Totally inspiring, Noe. I am now teaching an undergrad course on Latina/o theater and would like to see if the students can get into doing an assignment like this one. I absolutely agree that this type of pedagogy is more relevant that term papers only I get to read in a rush at the end of the semester and then, so what. Hats off to you for taking the initial plunge and later sharing the resources.

Noe, thank you for creating this super valuable resource for educators, scholars, and students! The way you have weaved the story of your classroom into a tangible go-to space for us is so appreciated. The agency and empowerment that students felt is clear here. I can't wait to create similar projects in my future courses.

What a great opportunity for these students to have impact within the field. And for the field itself to see some signs of progress! Congratulations, Noe.

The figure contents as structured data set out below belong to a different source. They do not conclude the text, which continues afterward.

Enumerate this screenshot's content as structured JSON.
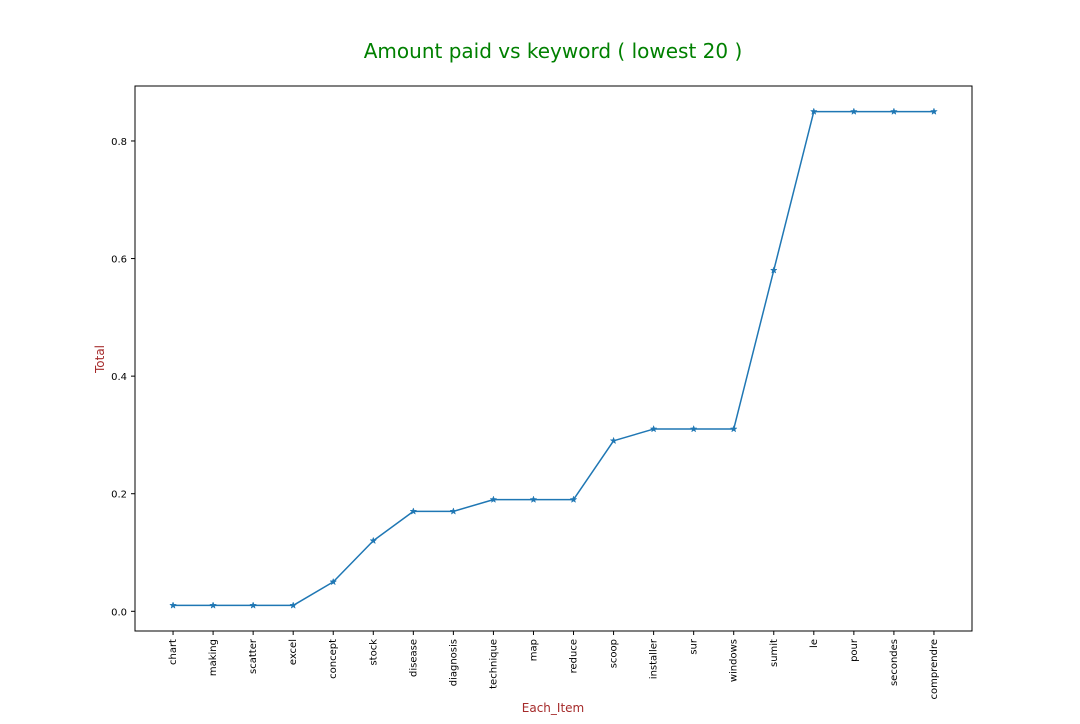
{
  "chart_data": {
    "type": "line",
    "title": "Amount paid vs keyword ( lowest 20 )",
    "xlabel": "Each_Item",
    "ylabel": "Total",
    "categories": [
      "chart",
      "making",
      "scatter",
      "excel",
      "concept",
      "stock",
      "disease",
      "diagnosis",
      "technique",
      "map",
      "reduce",
      "scoop",
      "installer",
      "sur",
      "windows",
      "sumit",
      "le",
      "pour",
      "secondes",
      "comprendre"
    ],
    "values": [
      0.01,
      0.01,
      0.01,
      0.01,
      0.05,
      0.12,
      0.17,
      0.17,
      0.19,
      0.19,
      0.19,
      0.29,
      0.31,
      0.31,
      0.31,
      0.58,
      0.85,
      0.85,
      0.85,
      0.85
    ],
    "yticks": [
      0.0,
      0.2,
      0.4,
      0.6,
      0.8
    ],
    "ytick_labels": [
      "0.0",
      "0.2",
      "0.4",
      "0.6",
      "0.8"
    ],
    "ylim": [
      -0.0335,
      0.8935
    ],
    "marker": "star",
    "grid": false,
    "legend": "none",
    "colors": {
      "line": "#1f77b4",
      "title": "#008000",
      "axis_label": "#a52a2a",
      "text": "#000000",
      "frame": "#000000"
    }
  }
}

And thanks.

Noe,

Congratulations and thanks so much for the shoutout via Carla. I wanted to mention my #WikiTurgy collaborators Russell Dembin and Cat Rodriguez who have also been working with the notion of #DramaturgsWithoutBorders. All of us are interested in challenging the way knowledge about theater is built, cordoned off, and circulated and how systems of enclosure and privilege might be interrogated, intervened upon, even dismantled by the work of dramaturgs as public scholars in digital domains. I get the skepticism of folks about Wikipedia but Edit-A-Thons have also showed how working in/on open platforms can up the rigor and the ante of those platforms. Much of the movement to intervene in Wikipedia, particularly by feminists and scholars of color, was inspired by the very lack of inclusion and equity in that supposedly democratically and collectively built encyclopedia. It can only be a useful tool if we make it so. The work you and your students have done is one notable step towards its transformation.

Great work, Noe!

I really enjoyed learning about your wikiturgy project and will definitely be incorporating this project into my future courses (as I imagine many profes will be doing). Having students create Wikipedia content has always seemed like a difficult and/or daunting course assignment, but, as you demonstrate, it is quite the opposite and can be an incredibly rewarding experience for the students, professor, and theatre artists. Given the comments I’ve seen on Facebook and Twitter, the playwrights are thrilled to have this platform of visibility. Even I was excited to see my work with Magdalena Gómez cited on her page!

If more educators commit to this work, we can truly add an unprecedented level of digital visibility for Latina/o theatre that has been lacking in the past.

I would love to hear some of your students weigh in about their experiences doing this project. Let them know about your work here and let’s have their voices added to the mix.